Creo yo que la mayor desgracia, siendo tantas las que la afligen, de la democracia española es el carácter mafioso de nuestras organizaciones de partido. Supongo que habrá algún remedio para tan penosa situación. Pero difícilmente se encontrará si no se admite la existencia del mal. Sin embargo, las pocas veces que hablo con alguien aparentemente informado de nuestra realidad política y supuestamente interesado en promover el espíritu y las instituciones liberales, me sorprende su insensibilidad a mis críticas en este aspecto. Algunos son sumamente expertos en sofisticadas diferenciaciones entre "neocons", "neoliberales", "libertarios" y otras finezas americanas, cuya utilidad aplicada a España es más que dudosa; y sumamente pródigos en la atribución a sus conocidos de una u otra de estas etiquetas (lo que revela paradójicamente un espíritu gregario, típicamente socialista o comunista). Pero, cuando topa con nuestros partidos políticos, su liberalismo se desvanece por entero.

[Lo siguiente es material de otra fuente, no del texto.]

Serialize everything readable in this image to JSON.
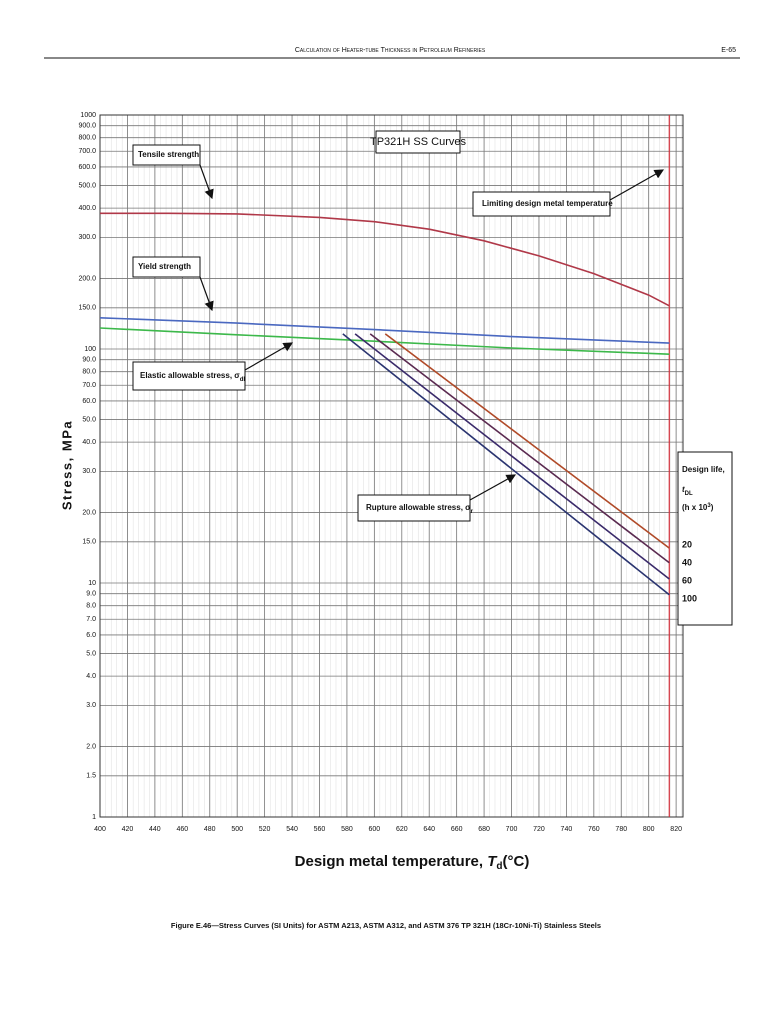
{
  "header": {
    "title": "Calculation of Heater-tube Thickness in Petroleum Refineries",
    "page": "E-65"
  },
  "chart_data": {
    "type": "line",
    "title": "TP321H SS Curves",
    "xlabel": {
      "text": "Design metal temperature,",
      "var": "T",
      "sub": "d",
      "unit": "(°C)"
    },
    "ylabel": "Stress, MPa",
    "xlim": [
      400,
      825
    ],
    "xticks": [
      400,
      420,
      440,
      460,
      480,
      500,
      520,
      540,
      560,
      580,
      600,
      620,
      640,
      660,
      680,
      700,
      720,
      740,
      760,
      780,
      800,
      820
    ],
    "ylim": [
      1,
      1000
    ],
    "log_y": true,
    "grid": true,
    "yticks": [
      1,
      1.5,
      {
        "value": 2,
        "label": "2.0"
      },
      {
        "value": 3,
        "label": "3.0"
      },
      {
        "value": 4,
        "label": "4.0"
      },
      {
        "value": 5,
        "label": "5.0"
      },
      {
        "value": 6,
        "label": "6.0"
      },
      {
        "value": 7,
        "label": "7.0"
      },
      {
        "value": 8,
        "label": "8.0"
      },
      {
        "value": 9,
        "label": "9.0"
      },
      10,
      {
        "value": 15,
        "label": "15.0"
      },
      {
        "value": 20,
        "label": "20.0"
      },
      {
        "value": 30,
        "label": "30.0"
      },
      {
        "value": 40,
        "label": "40.0"
      },
      {
        "value": 50,
        "label": "50.0"
      },
      {
        "value": 60,
        "label": "60.0"
      },
      {
        "value": 70,
        "label": "70.0"
      },
      {
        "value": 80,
        "label": "80.0"
      },
      {
        "value": 90,
        "label": "90.0"
      },
      100,
      {
        "value": 150,
        "label": "150.0"
      },
      {
        "value": 200,
        "label": "200.0"
      },
      {
        "value": 300,
        "label": "300.0"
      },
      {
        "value": 400,
        "label": "400.0"
      },
      {
        "value": 500,
        "label": "500.0"
      },
      {
        "value": 600,
        "label": "600.0"
      },
      {
        "value": 700,
        "label": "700.0"
      },
      {
        "value": 800,
        "label": "800.0"
      },
      {
        "value": 900,
        "label": "900.0"
      },
      1000
    ],
    "limit_temperature": 815,
    "limit_color": "#d0303a",
    "curves": [
      {
        "color": "#b03848",
        "x": [
          400,
          450,
          500,
          560,
          600,
          640,
          680,
          720,
          760,
          800,
          815
        ],
        "values": [
          380,
          380,
          378,
          365,
          350,
          325,
          290,
          250,
          210,
          170,
          153
        ]
      },
      {
        "color": "#4a68c0",
        "x": [
          400,
          500,
          600,
          700,
          815
        ],
        "values": [
          136,
          129,
          121,
          113,
          106
        ]
      },
      {
        "color": "#3cb84a",
        "x": [
          400,
          500,
          600,
          700,
          815
        ],
        "values": [
          123,
          115,
          108,
          101,
          95
        ]
      }
    ],
    "legend": {
      "title": "Design life,",
      "symbol": "t",
      "sub": "DL",
      "unit": "(h x 10",
      "unit_sup": "3",
      "unit_end": ")"
    },
    "series": [
      {
        "name": "20",
        "color": "#b04a28",
        "x": [
          608,
          815
        ],
        "values": [
          116,
          14.1
        ]
      },
      {
        "name": "40",
        "color": "#5a2a50",
        "x": [
          597,
          815
        ],
        "values": [
          116,
          12.2
        ]
      },
      {
        "name": "60",
        "color": "#3a2a6a",
        "x": [
          586,
          815
        ],
        "values": [
          116,
          10.4
        ]
      },
      {
        "name": "100",
        "color": "#2a3470",
        "x": [
          577,
          815
        ],
        "values": [
          116,
          8.9
        ]
      }
    ],
    "annotations": {
      "tensile": "Tensile strength",
      "yield": "Yield strength",
      "elastic": "Elastic allowable stress, σ",
      "elastic_sub": "dl",
      "limit": "Limiting design metal temperature",
      "rupture": "Rupture allowable stress, σ",
      "rupture_sub": "r"
    }
  },
  "caption": "Figure E.46—Stress Curves (SI Units) for ASTM A213, ASTM A312, and ASTM 376 TP 321H (18Cr-10Ni-Ti) Stainless Steels"
}
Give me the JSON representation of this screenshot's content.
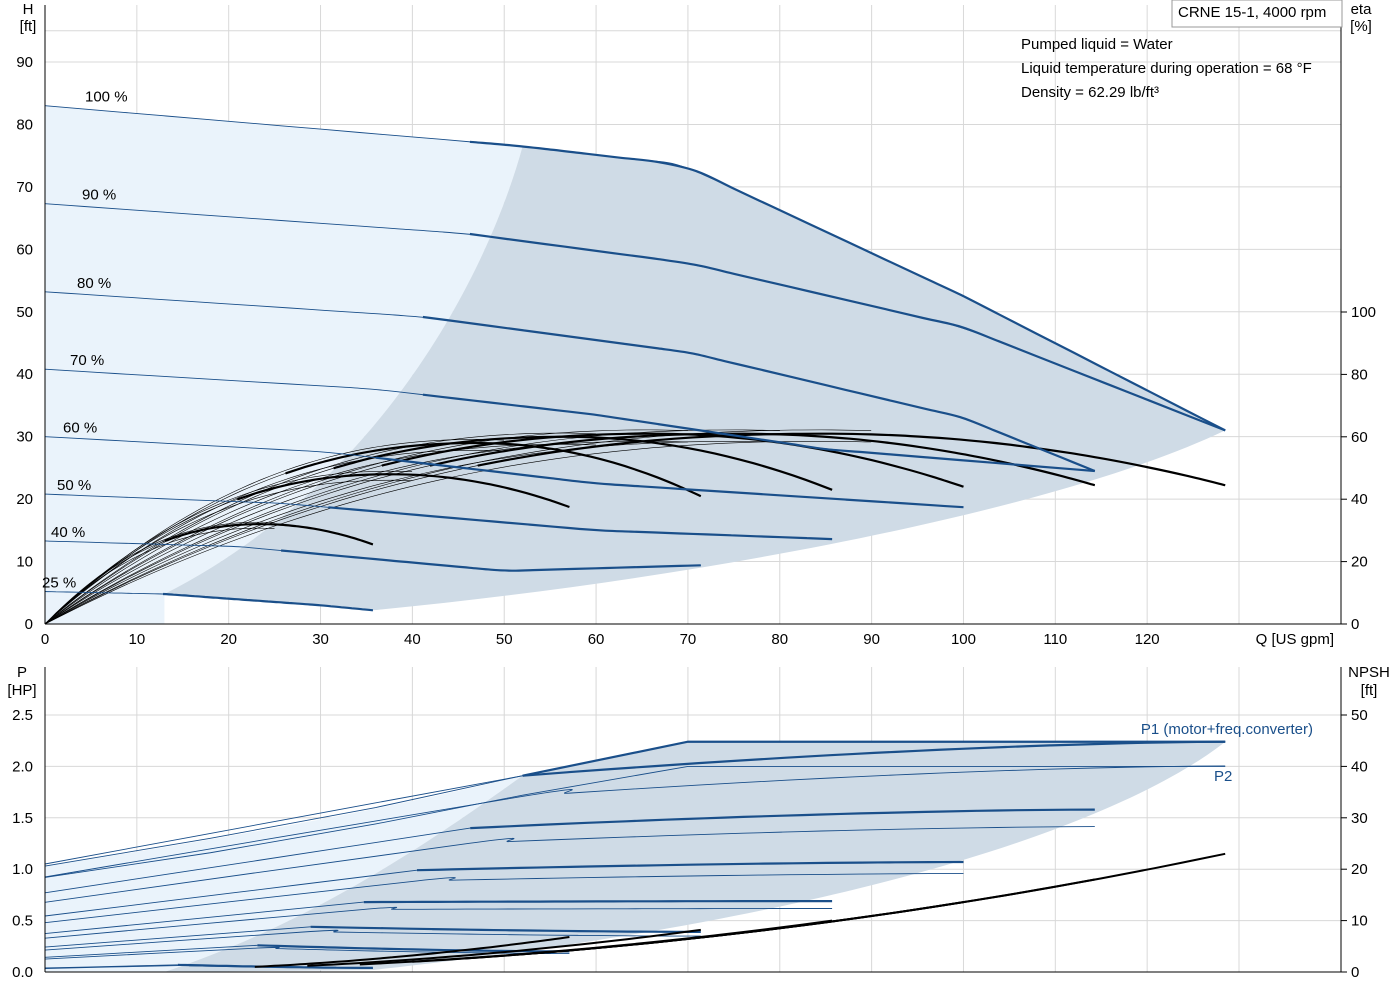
{
  "header": {
    "model_label": "CRNE 15-1, 4000 rpm",
    "info_lines": [
      "Pumped liquid = Water",
      "Liquid temperature during operation = 68 °F",
      "Density = 62.29 lb/ft³"
    ]
  },
  "colors": {
    "curve": "#1a4f8a",
    "region_light": "#eaf3fb",
    "region_dark": "#cfdbe6",
    "efficiency": "#000000"
  },
  "chart_data": [
    {
      "type": "line",
      "title": "CRNE 15-1, 4000 rpm",
      "xlabel": "Q [US gpm]",
      "ylabel": "H [ft]",
      "y2label": "eta [%]",
      "xlim": [
        0,
        132
      ],
      "ylim": [
        0,
        97
      ],
      "y2lim": [
        0,
        100
      ],
      "x_ticks": [
        0,
        10,
        20,
        30,
        40,
        50,
        60,
        70,
        80,
        90,
        100,
        110,
        120
      ],
      "y_ticks": [
        0,
        10,
        20,
        30,
        40,
        50,
        60,
        70,
        80,
        90
      ],
      "y2_ticks": [
        0,
        20,
        40,
        60,
        80,
        100
      ],
      "grid": true,
      "series": [
        {
          "name": "100 %",
          "q_max": 128.5,
          "points": [
            [
              0,
              83
            ],
            [
              52,
              76.5
            ],
            [
              69.5,
              73.5
            ],
            [
              100,
              52.5
            ],
            [
              128.5,
              31
            ]
          ]
        },
        {
          "name": "90 %",
          "q_max": 128.5,
          "points": [
            [
              0,
              67.3
            ],
            [
              46,
              62.5
            ],
            [
              70,
              57.8
            ],
            [
              100,
              47.5
            ],
            [
              128.5,
              31
            ]
          ]
        },
        {
          "name": "80 %",
          "q_max": 114.3,
          "points": [
            [
              0,
              53.2
            ],
            [
              41,
              49.2
            ],
            [
              70,
              43.5
            ],
            [
              100,
              33
            ],
            [
              114.3,
              24.5
            ]
          ]
        },
        {
          "name": "70 %",
          "q_max": 114.3,
          "points": [
            [
              0,
              40.8
            ],
            [
              36,
              37.6
            ],
            [
              60,
              33.5
            ],
            [
              85,
              28
            ],
            [
              114.3,
              24.5
            ]
          ]
        },
        {
          "name": "60 %",
          "q_max": 100,
          "points": [
            [
              0,
              30
            ],
            [
              31,
              27.5
            ],
            [
              60,
              22.5
            ],
            [
              100,
              18.7
            ]
          ]
        },
        {
          "name": "50 %",
          "q_max": 85.7,
          "points": [
            [
              0,
              20.8
            ],
            [
              26,
              19.3
            ],
            [
              60,
              15
            ],
            [
              85.7,
              13.6
            ]
          ]
        },
        {
          "name": "40 %",
          "q_max": 71.4,
          "points": [
            [
              0,
              13.3
            ],
            [
              21,
              12.4
            ],
            [
              50,
              8.5
            ],
            [
              71.4,
              9.4
            ]
          ]
        },
        {
          "name": "25 %",
          "q_max": 35.7,
          "points": [
            [
              0,
              5.2
            ],
            [
              13,
              4.8
            ],
            [
              30,
              3
            ],
            [
              35.7,
              2.2
            ]
          ]
        }
      ],
      "efficiency_percent": {
        "q_max": [
          35.7,
          57.1,
          71.4,
          85.7,
          100,
          114.3,
          128.5
        ],
        "peak_eta": [
          32,
          48,
          58,
          60,
          61,
          61,
          61
        ],
        "end_eta": [
          25.5,
          37.5,
          41,
          43,
          44,
          44.5,
          44.5
        ]
      },
      "operating_range": {
        "q_min_percent_of_max": 10,
        "q_max": 128.5
      }
    },
    {
      "type": "line",
      "xlabel": "Q [US gpm]",
      "ylabel": "P [HP]",
      "y2label": "NPSH [ft]",
      "xlim": [
        0,
        132
      ],
      "ylim": [
        0,
        2.5
      ],
      "y2lim": [
        0,
        50
      ],
      "y_ticks": [
        0.0,
        0.5,
        1.0,
        1.5,
        2.0,
        2.5
      ],
      "y2_ticks": [
        0,
        10,
        20,
        30,
        40,
        50
      ],
      "grid": true,
      "series": [
        {
          "name": "P1 (motor+freq.converter)",
          "points": [
            [
              0,
              1.03
            ],
            [
              52,
              1.91
            ],
            [
              70,
              2.24
            ],
            [
              128.5,
              2.24
            ]
          ]
        },
        {
          "name": "P2",
          "points": [
            [
              0,
              0.92
            ],
            [
              52,
              1.72
            ],
            [
              70,
              2.0
            ],
            [
              128.5,
              2.0
            ]
          ]
        }
      ],
      "npsh_ft": {
        "q_max": [
          57.1,
          71.4,
          85.7,
          100,
          114.3,
          128.5
        ],
        "end_npsh": [
          6.8,
          8.2,
          10.0,
          13.6,
          18.0,
          23.0
        ]
      },
      "p1_speed_curves": [
        {
          "q_max": 128.5,
          "p_start": 1.91,
          "p_end": 2.24
        },
        {
          "q_max": 114.3,
          "p_start": 1.4,
          "p_end": 1.58
        },
        {
          "q_max": 100,
          "p_start": 0.99,
          "p_end": 1.07
        },
        {
          "q_max": 85.7,
          "p_start": 0.68,
          "p_end": 0.69
        },
        {
          "q_max": 71.4,
          "p_start": 0.44,
          "p_end": 0.39
        },
        {
          "q_max": 57.1,
          "p_start": 0.26,
          "p_end": 0.2
        },
        {
          "q_max": 35.7,
          "p_start": 0.07,
          "p_end": 0.04
        }
      ]
    }
  ]
}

Por el contrario, imagino, un espíritu libre, con etiqueta o sin ella, debería, en la España de hoy, poner en el primer lugar de su agenda ciudadana el objetivo de acabar con el carácter mafioso de los partidos. Comprendo, desde luego, que esto es difícil, pues tanto el cumplimiento de la Constitución vigente, como su eventual reforma están en manos de los grandes partidos. E inventarse un Elliot Ness, con su equipo de intocables, para limpiar los partidos, sería remedio peor que la enfermedad. Pero creo que el camino debe comenzar por la tentativa de que, progresivamente, todos los electos mantengan un vínculo directo y personal con sus electores. En el peor de los casos, los cargos así dispuestos, funcionarían como los compartimentos estancos de los submarinos, permitiendo el aislamiento de la corrupción a sectores del cuerpo político. El proceso será largo pero si, poco a poco, se infunde en los ciudadanos la convicción de que su propia dignidad se opone a la delegación de su potestad electoral en los partidos, a lo mejor, finalmente, se consuma.